Phenylketonuria (PKU), which is caused by mutations in the phenylalanine hydroxylase (PAH) gene, is one of the most common inherited diseases of amino acid metabolism. Phenylketonuria is characterized by an abnormal accumulation of phenylalanine and its metabolites in body fluids and brain tissues, subsequently leading to severe brain dysfunction. Various pathophysiological and molecular mechanisms underlying brain dysfunction in PKU have been described. However, the metabolic changes and their impacts on the function of cerebral cortices of patients with PKU remain largely unknown.
We measured the levels of small molecule metabolites in the cerebrocortical tissues of PKU mice and wild-type control mice using liquid chromatography-mass spectrometry (LC-MS)-based metabolome analysis. Differential metabolites were further subjected to metabolic pathway and enrichment analysis.

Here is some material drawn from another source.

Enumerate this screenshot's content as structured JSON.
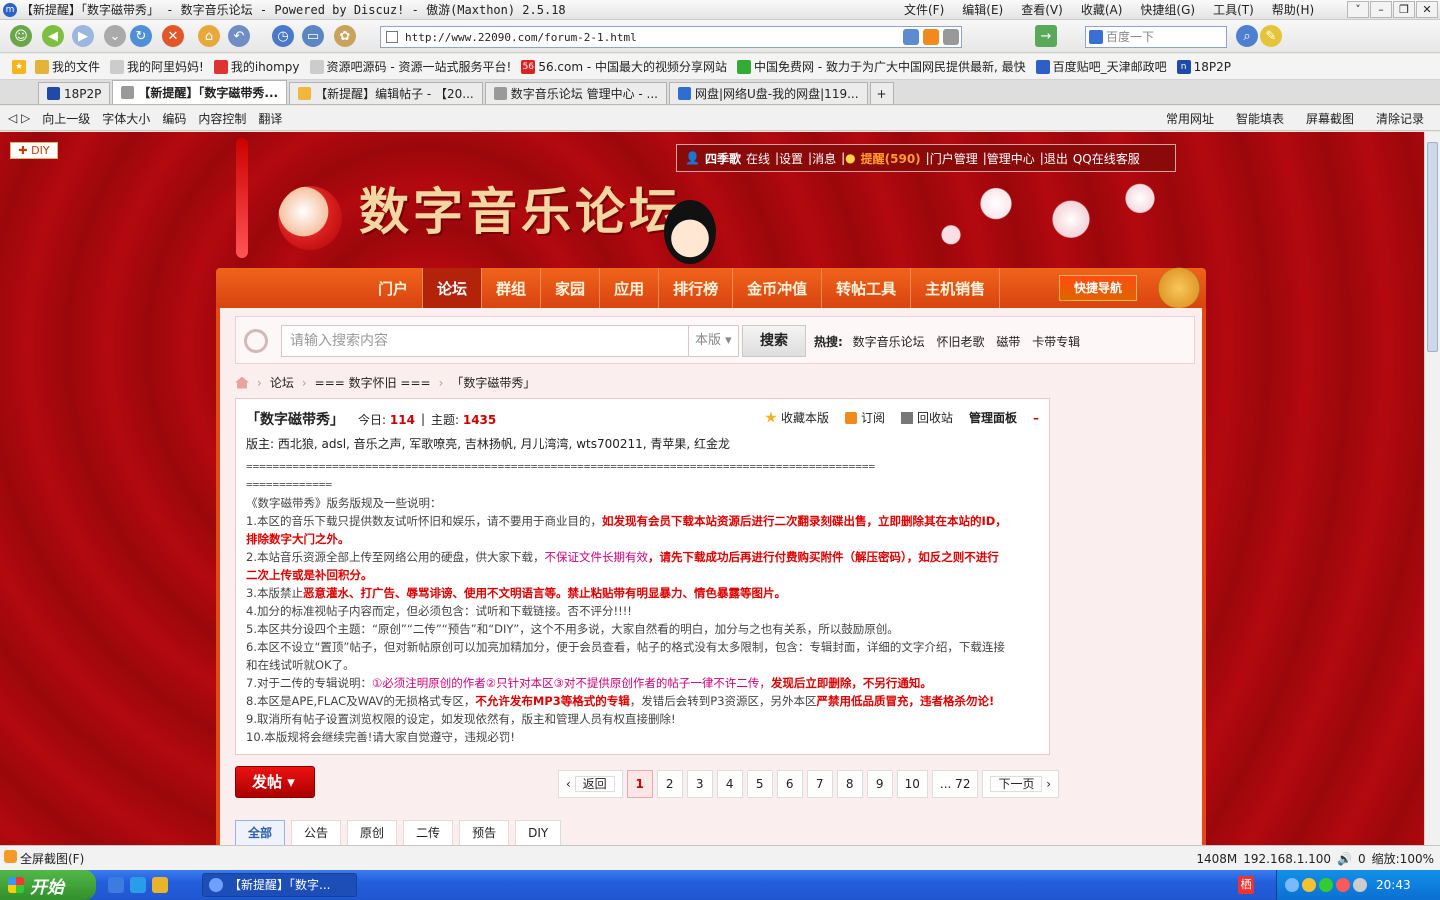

Metabolome analysis revealed 35 compounds among 143 detected metabolites were significantly changed in PKU mice as compared to those in their wild-type littermates. Metabolic pathway and enrichment analysis of these differential metabolites showed that multiple metabolic pathways, including phenylalanine, tyrosine, and tryptophan biosynthesis; valine, leucine, and isoleucine biosynthesis; alanine, aspartate, and glutamate metabolism; purine metabolism; arginine and proline metabolism and methionine metabolism, were impacted in the cerebral cortices of PKU mice.
The data revealed that multiple metabolic pathways in cerebral cortices of PKU mice were disturbed, suggesting that the disturbances of the metabolic pathways might contribute to neurological or neurodevelopmental dysfunction in PKU, which could thus provide new insights into brain pathogenic mechanisms in PKU as well as mechanistic insights for better understanding the complexity of the metabolic mechanisms of the brain dysfunction in PKU.
苯丙酮尿症(PKU)是由苯丙氨酸羟化酶(PAH)基因突变引起的最常见的氨基酸代谢遗传疾病之一。PKU 的特征是体液和脑组织中苯丙氨酸及其代谢物的异常积累,随后导致严重的脑功能障碍。已经描述了 PKU 中脑功能障碍的各种病理生理和分子机制。然而,PKU 患者大脑代谢变化及其对大脑皮质功能的影响在很大程度上仍不清楚。
我们使用基于液相色谱-质谱(LC-MS)的代谢组学分析测量了 PKU 小鼠和野生型对照小鼠大脑皮质组织中小分子代谢物的水平。进一步对差异代谢物进行代谢途径和富集分析。
代谢组学分析显示,与野生型同窝仔相比,PKU 小鼠中 143 种检测到的代谢物中有 35 种化合物明显改变。对这些差异代谢物的代谢途径和富集分析表明,包括苯丙氨酸、酪氨酸和色氨酸生物合成;缬氨酸、亮氨酸和异亮氨酸生物合成;丙氨酸、天冬氨酸和谷氨酸代谢;嘌呤代谢;精氨酸和脯氨酸代谢以及蛋氨酸代谢在内的多个代谢途径在 PKU 小鼠的大脑皮质中受到影响。
这些数据表明,PKU 小鼠大脑皮质中的多个代谢途径受到干扰,提示代谢途径的紊乱可能导致 PKU 中的神经或神经发育功能障碍,从而为 PKU 的脑发病机制提供新的见解,并为更好地理解 PKU 中大脑功能障碍的代谢机制的复杂性提供机制见解。